Option 1: Using pre-commit (recommended)

# To remove hooks:
pre-commit uninstall --config .devcontainer/.pre-commit-config.yaml
# To restore hooks later:
pre-commit install --config .devcontainer/.pre-commit-config.yaml

Option 2: Manual removal (use with caution):

# Make sure you're in the right directory first
if [ -d ".git/hooks" ]; then
  # Backup hooks first
  mkdir -p .git/hooks_backup
  mv .git/hooks/* .git/hooks_backup/
  echo "Hooks backed up to .git/hooks_backup/"
else
  echo "Error: .git/hooks directory not found"
fi

Open Pull Request

There are multiple options how PR could be opened, please refer to the following to choose option which works best for you.

Meet PR Merge Criteria

Depending on files changed in PR you might need to get required checks to pass first and get reviews from owners or maintainers, following are related GH docs:

Implementation Details

The following information is useful for PartCAD contributors.

Coordinates / Location

PartCAD uses OpenCASCADE Location objects (TopLoc_Location) to represent locations of objects in 3D space.

[[1, 2, 3], [4, 5, 6], 70]

The above list represents a location with the following components:

  1. [1, 2, 3]: Translation or offset (in millimeters) along the X, Y, and Z axes

  2. [4, 5, 6]: The X, Y and Z sizes of the vector to rotate around

  3. 70: The angle of rotation around the above vector

Internal geometry representation

PartCAD maintains parts as OpenCASCADE objects. Similar to wrapped objects found in CadQuery and build123d.

Parallelism
  1. Asynchronous at heart

PartCAD is designed to run most of its logic as coroutines in the asyncio’s event loop.

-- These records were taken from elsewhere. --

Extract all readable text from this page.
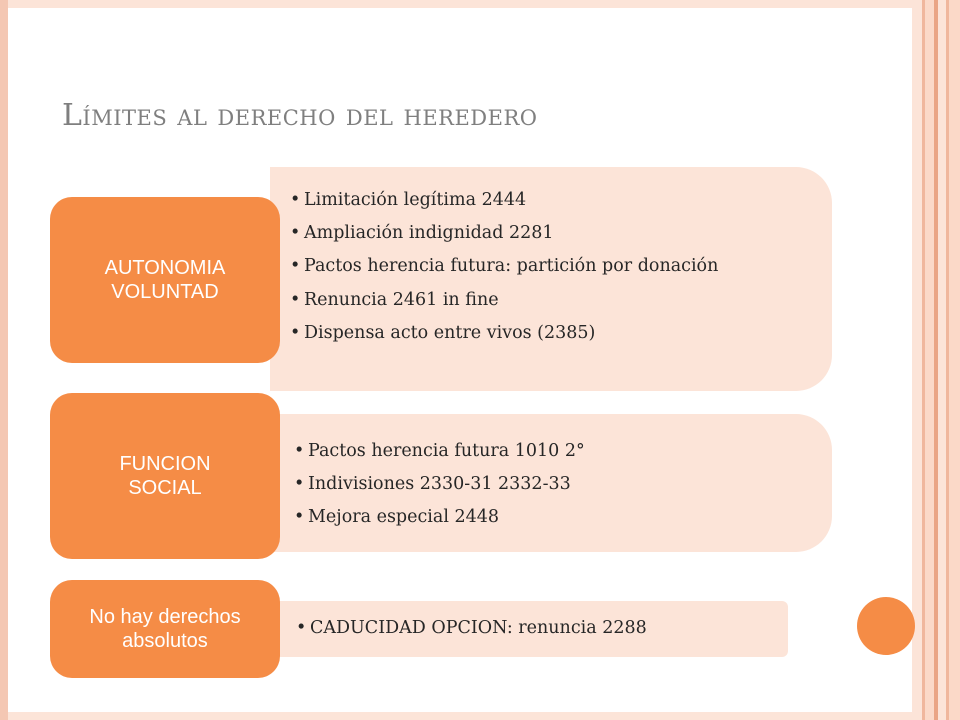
Límites al derecho del heredero
• Limitación legítima 2444
• Ampliación indignidad 2281
• Pactos herencia futura: partición por donación
• Renuncia 2461 in fine
• Dispensa acto entre vivos (2385)
AUTONOMIA
VOLUNTAD
• Pactos herencia futura 1010 2°
• Indivisiones 2330-31 2332-33
• Mejora especial 2448
FUNCION
SOCIAL
• CADUCIDAD OPCION: renuncia 2288
No hay derechos
absolutos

  1. Threads for the muscle

There is a separate thread pool created for long-running procedures that are CPU intensive. The number of threads matches the number of CPU cores minus 1 (if there is more than 1).

Coroutines can spawn tasks on the thread pool. Tasks on the thread pool can’t call coroutines that use asyncio.Lock().

  1. Digest external code properly

Separate processes are spawned (optionally, in a sandboxed environment) to process third-party CAD-as-code parts and assemblies. One thread is consumed in the thread pool to wait for each such process to complete (to cap the number of CPU cores occupied).

  1. Friendly face

To make it apparent to external users, all externally visible coroutines have names that end with “_async”. Each such coroutine is accompanied by a synchronous wrapper (which does not have “_async” in its name).